I need to extract values delimited by semicolon in a text. I use regexp_substr which is very powerful but the string has a limit. I have sometimes a text with 10 000 characters so is not possible to use such string in this inbuild function.
the text looks like this - AU783 343; 3N9493 ;113 UN9 WE3 54 ; OI8343, ; 43U.783.3
just 0-9 and A-Z , if there is a colon or period then it should be deleted. the output must be as it is but withou leading and trailing spaces
AU783 343
3N9493
113 UN9 WE3 54
OI8343
43U7833
any suggestion how to avoid the max length limit?
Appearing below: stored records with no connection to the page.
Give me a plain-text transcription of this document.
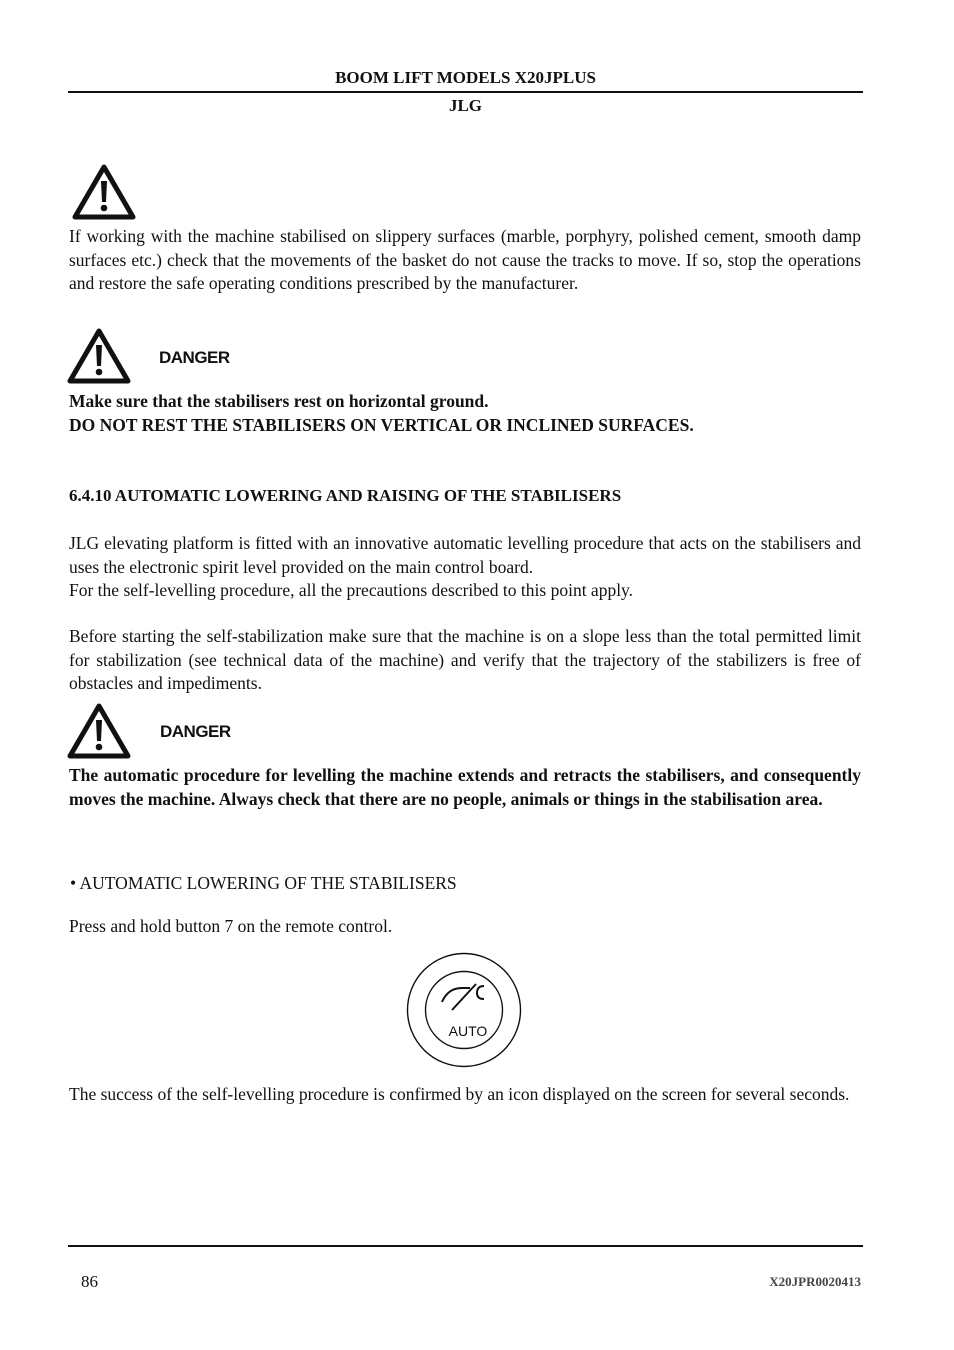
BOOM LIFT MODELS X20JPLUS
JLG
If working with the machine stabilised on slippery surfaces (marble, porphyry, polished cement, smooth damp surfaces etc.) check that the movements of the basket do not cause the tracks to move. If so, stop the operations and restore the safe operating conditions prescribed by the manufacturer.
DANGER
Make sure that the stabilisers rest on horizontal ground.
DO NOT REST THE STABILISERS ON VERTICAL OR INCLINED SURFACES.
6.4.10 AUTOMATIC LOWERING AND RAISING OF THE STABILISERS
JLG elevating platform is fitted with an innovative automatic levelling procedure that acts on the stabilisers and uses the electronic spirit level provided on the main control board.
For the self-levelling procedure, all the precautions described to this point apply.
Before starting the self-stabilization make sure that the machine is on a slope less than the total permitted limit for stabilization (see technical data of the machine) and verify that the trajectory of the stabilizers is free of obstacles and impediments.
DANGER
The automatic procedure for levelling the machine extends and retracts the stabilisers, and consequently moves the machine. Always check that there are no people, animals or things in the stabilisation area.
• AUTOMATIC LOWERING OF THE STABILISERS
Press and hold button 7 on the remote control.
AUTO
The success of the self-levelling procedure is confirmed by an icon displayed on the screen for several seconds.
86	X20JPR0020413
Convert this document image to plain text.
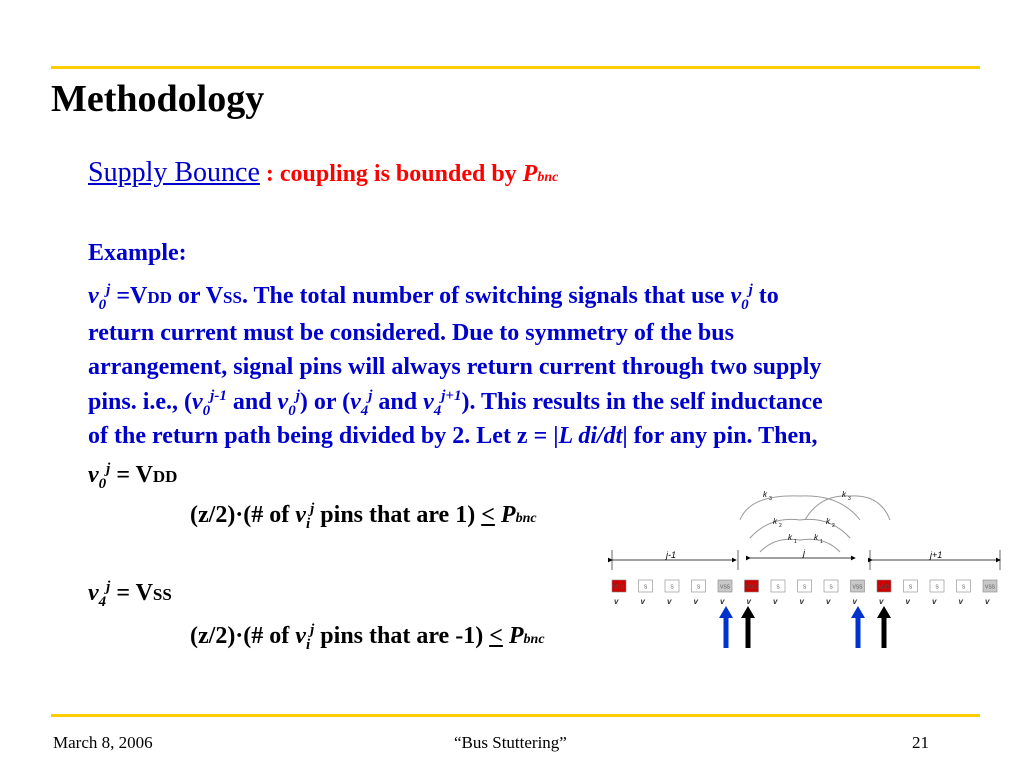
Methodology
Supply Bounce : coupling is bounded by Pbnc
Example:
$v_0^j =VDD$ or VSS. The total number of switching signals that use $v_0^j$ to
return current must be considered. Due to symmetry of the bus
arrangement, signal pins will always return current through two supply
pins. i.e., ($v_0^{j-1}$ and $v_0^j$) or ($v_4^j$ and $v_4^{j+1}$). This results in the self inductance
of the return path being divided by 2. Let z = |L di/dt| for any pin. Then,
$v_0^j$ = VDD
(z/2)·(# of $v_i^j$ pins that are 1) < Pbnc
$v_4^j$ = VSS
(z/2)·(# of $v_i^j$ pins that are -1) < Pbnc
k 3	k 3
k 2	k 2
k 1 k 1
j
j-1	j+1
VDD
v
S
v
S
v
S
v
VSS
v
VDD
v
S
v
S
v
S
v
VSS
v
VDD
v
S
v
S
v
S
v
VSS
v
March 8, 2006	“Bus Stuttering”	21
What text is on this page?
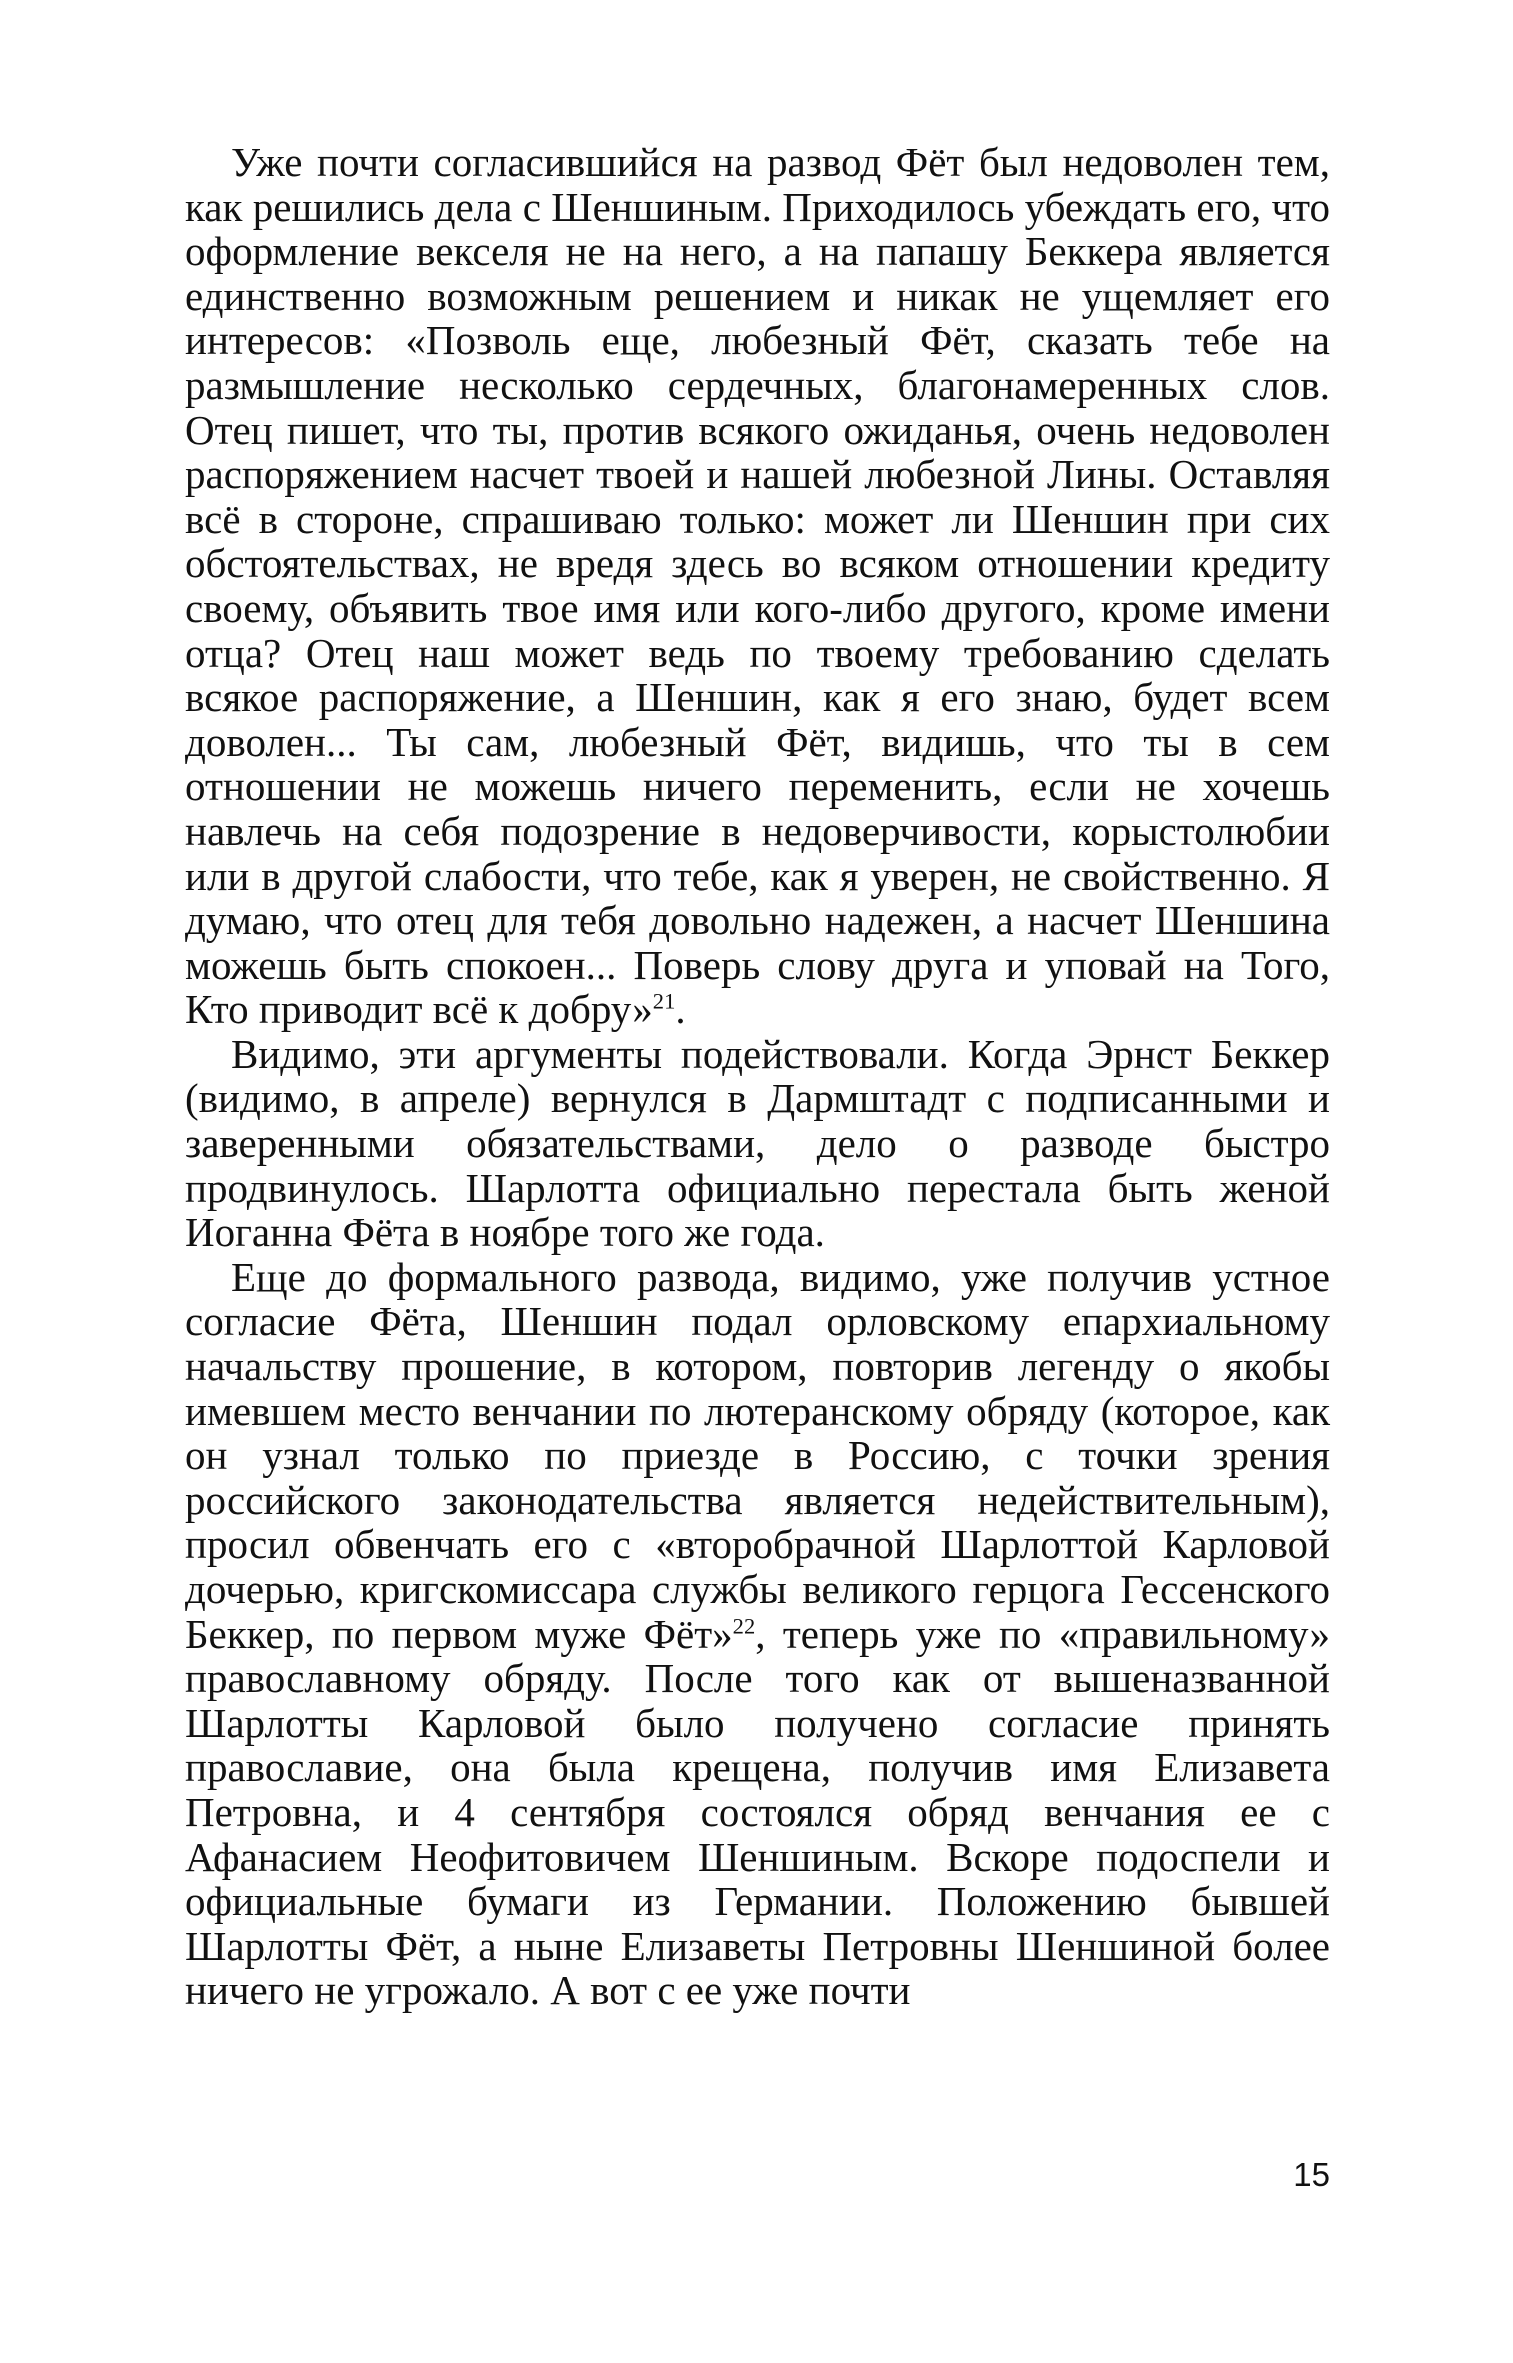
Уже почти согласившийся на развод Фёт был недоволен тем, как решились дела с Шеншиным. Приходилось убеждать его, что оформление векселя не на него, а на папашу Беккера является единственно возможным решением и никак не ущемляет его интересов: «Позволь еще, любезный Фёт, сказать тебе на размышление несколько сердечных, благонамеренных слов. Отец пишет, что ты, против всякого ожиданья, очень недоволен распоряжением насчет твоей и нашей любезной Лины. Оставляя всё в стороне, спрашиваю только: может ли Шеншин при сих обстоятельствах, не вредя здесь во всяком отношении кредиту своему, объявить твое имя или кого-либо другого, кроме имени отца? Отец наш может ведь по твоему требованию сделать всякое распоряжение, а Шеншин, как я его знаю, будет всем доволен... Ты сам, любезный Фёт, видишь, что ты в сем отношении не можешь ничего переменить, если не хочешь навлечь на себя подозрение в недоверчивости, корыстолюбии или в другой слабости, что тебе, как я уверен, не свойственно. Я думаю, что отец для тебя довольно надежен, а насчет Шеншина можешь быть спокоен... Поверь слову друга и уповай на Того, Кто приводит всё к добру»$^{21}$.

Видимо, эти аргументы подействовали. Когда Эрнст Беккер (видимо, в апреле) вернулся в Дармштадт с подписанными и заверенными обязательствами, дело о разводе быстро продвинулось. Шарлотта официально перестала быть женой Иоганна Фёта в ноябре того же года.

Еще до формального развода, видимо, уже получив устное согласие Фёта, Шеншин подал орловскому епархиальному начальству прошение, в котором, повторив легенду о якобы имевшем место венчании по лютеранскому обряду (которое, как он узнал только по приезде в Россию, с точки зрения российского законодательства является недействительным), просил обвенчать его с «второбрачной Шарлоттой Карловой дочерью, кригскомиссара службы великого герцога Гессенского Беккер, по первом муже Фёт»$^{22}$, теперь уже по «правильному» православному обряду. После того как от вышеназванной Шарлотты Карловой было получено согласие принять православие, она была крещена, получив имя Елизавета Петровна, и 4 сентября состоялся обряд венчания ее с Афанасием Неофитовичем Шеншиным. Вскоре подоспели и официальные бумаги из Германии. Положению бывшей Шарлотты Фёт, а ныне Елизаветы Петровны Шеншиной более ничего не угрожало. А вот с ее уже почти

15
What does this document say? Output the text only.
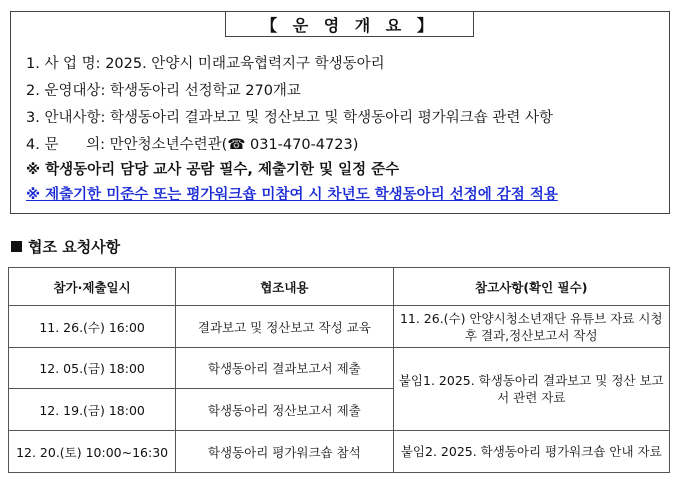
【 운 영 개 요 】
1. 사 업 명: 2025. 안양시 미래교육협력지구 학생동아리
2. 운영대상: 학생동아리 선정학교 270개교
3. 안내사항: 학생동아리 결과보고 및 정산보고 및 학생동아리 평가워크숍 관련 사항
4. 문      의: 만안청소년수련관(☎ 031-470-4723)
※ 학생동아리 담당 교사 공람 필수, 제출기한 및 일정 준수
※ 제출기한 미준수 또는 평가워크숍 미참여 시 차년도 학생동아리 선정에 감점 적용
협조 요청사항
참가·제출일시	협조내용	참고사항(확인 필수)
11. 26.(수) 16:00	결과보고 및 정산보고 작성 교육	11. 26.(수) 안양시청소년재단 유튜브 자료 시청 후 결과,정산보고서 작성
12. 05.(금) 18:00	학생동아리 결과보고서 제출	붙임1. 2025. 학생동아리 결과보고 및 정산 보고서 관련 자료
12. 19.(금) 18:00	학생동아리 정산보고서 제출	
12. 20.(토) 10:00~16:30	학생동아리 평가워크숍 참석	붙임2. 2025. 학생동아리 평가워크숍 안내 자료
You don't need to use regular expressions. The simple string functions SUBSTR
, INSTR
and REPLACE
are sufficient and work with CLOB
values.
For example, given the table:
CREATE TABLE table_name (
id NUMBER
GENERATED ALWAYS AS IDENTITY
PRIMARY KEY,
value CLOB
);
You can extract all the substrings using:
WITH bounds (id, value, s_pos, e_pos) AS (
SELECT id,
value,
1,
INSTR(value, ';', 1)
FROM table_name
UNION ALL
SELECT id,
value,
e_pos + 1,
INSTR(value, ';', e_pos + 1)
FROM bounds
WHERE e_pos > 0
)
SEARCH DEPTH FIRST BY id SET id_order
SELECT id,
REPLACE(
REPLACE(
CASE e_pos
WHEN 0
THEN SUBSTR(value, s_pos)
ELSE SUBSTR(value, s_pos, e_pos - s_pos)
END,
':'
),
'.'
) AS value
FROM bounds;
See db<>fiddle for an example with very large strings.